O uso do GPS no futebol não possibilita apenas uma vantagem tática sobre o adversário. Ele permite que se vigie a própria equipe. Uma coluna esportiva recentemente chamou o GPS de tecnologia “anti-migué”, uma vez que ele permite acompanhar quem corre e quem se movimenta pouco durante a partida, obrigando, em tese, que os jogadores corram mais. Esse mesmo princípio, em outras áreas da vida, tem sido responsável por violar a privacidade de grande parte da população, que tem todos os seus passos vigiados. Independentemente do seu uso, é fato que o uso das geotecnologias mudou, entre muitas outras coisas, a maneira com a qual percebemos o jogo. 

O próprio vocabulário dos comentaristas esportivos vem se valendo de conceitos geográficos. Já se fala em “controlar as regiões do campo”, “atacar o espaço”, “dominar o território adversário”. Mesmo que utilizados de maneira imprecisa, o uso desses conceitos na descrição de eventos da partida escancara uma mudança de percepção. O público passa a enxergar, cada vez mais, o campo de jogo como espaço geográfico através de um mapa. 

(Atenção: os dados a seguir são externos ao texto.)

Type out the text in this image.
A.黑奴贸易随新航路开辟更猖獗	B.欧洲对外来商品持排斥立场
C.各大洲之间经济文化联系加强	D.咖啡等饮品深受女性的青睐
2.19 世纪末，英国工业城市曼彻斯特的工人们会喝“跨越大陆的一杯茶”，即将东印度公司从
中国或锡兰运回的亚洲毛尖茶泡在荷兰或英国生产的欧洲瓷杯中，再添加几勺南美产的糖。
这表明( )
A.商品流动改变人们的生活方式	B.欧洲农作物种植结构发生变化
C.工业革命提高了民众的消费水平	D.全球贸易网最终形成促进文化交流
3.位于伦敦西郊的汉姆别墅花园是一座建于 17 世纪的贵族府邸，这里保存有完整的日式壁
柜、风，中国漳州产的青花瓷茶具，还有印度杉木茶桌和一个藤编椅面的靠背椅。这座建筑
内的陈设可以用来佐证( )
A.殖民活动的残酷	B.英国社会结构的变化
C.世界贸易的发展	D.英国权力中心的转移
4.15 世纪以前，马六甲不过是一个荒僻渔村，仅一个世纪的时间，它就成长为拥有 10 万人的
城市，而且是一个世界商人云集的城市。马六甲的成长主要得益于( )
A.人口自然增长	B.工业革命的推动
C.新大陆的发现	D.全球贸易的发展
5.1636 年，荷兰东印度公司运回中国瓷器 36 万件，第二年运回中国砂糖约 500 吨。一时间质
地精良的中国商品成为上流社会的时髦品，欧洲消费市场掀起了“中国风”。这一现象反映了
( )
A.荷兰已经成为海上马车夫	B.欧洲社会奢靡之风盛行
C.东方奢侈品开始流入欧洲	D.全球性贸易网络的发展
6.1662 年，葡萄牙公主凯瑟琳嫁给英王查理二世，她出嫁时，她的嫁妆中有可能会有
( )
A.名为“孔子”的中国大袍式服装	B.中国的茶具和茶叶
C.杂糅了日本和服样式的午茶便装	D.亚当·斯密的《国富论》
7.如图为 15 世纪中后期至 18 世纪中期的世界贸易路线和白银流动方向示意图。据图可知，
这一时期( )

Com essa quantidade de dados gerados, embasando modelos de jogo, não se surpreenda se a inteligência artificial de alguma plataforma digital anunciar um gol antes mesmo de ele acontecer. De todo modo, com a instrumentalização desse tipo de dado para influenciar gostos, padrões de consumo e eleições presidenciais, é reconfortante saber que, de vez em quando, ainda é possível ver um time sem GPS vencendo uma partida.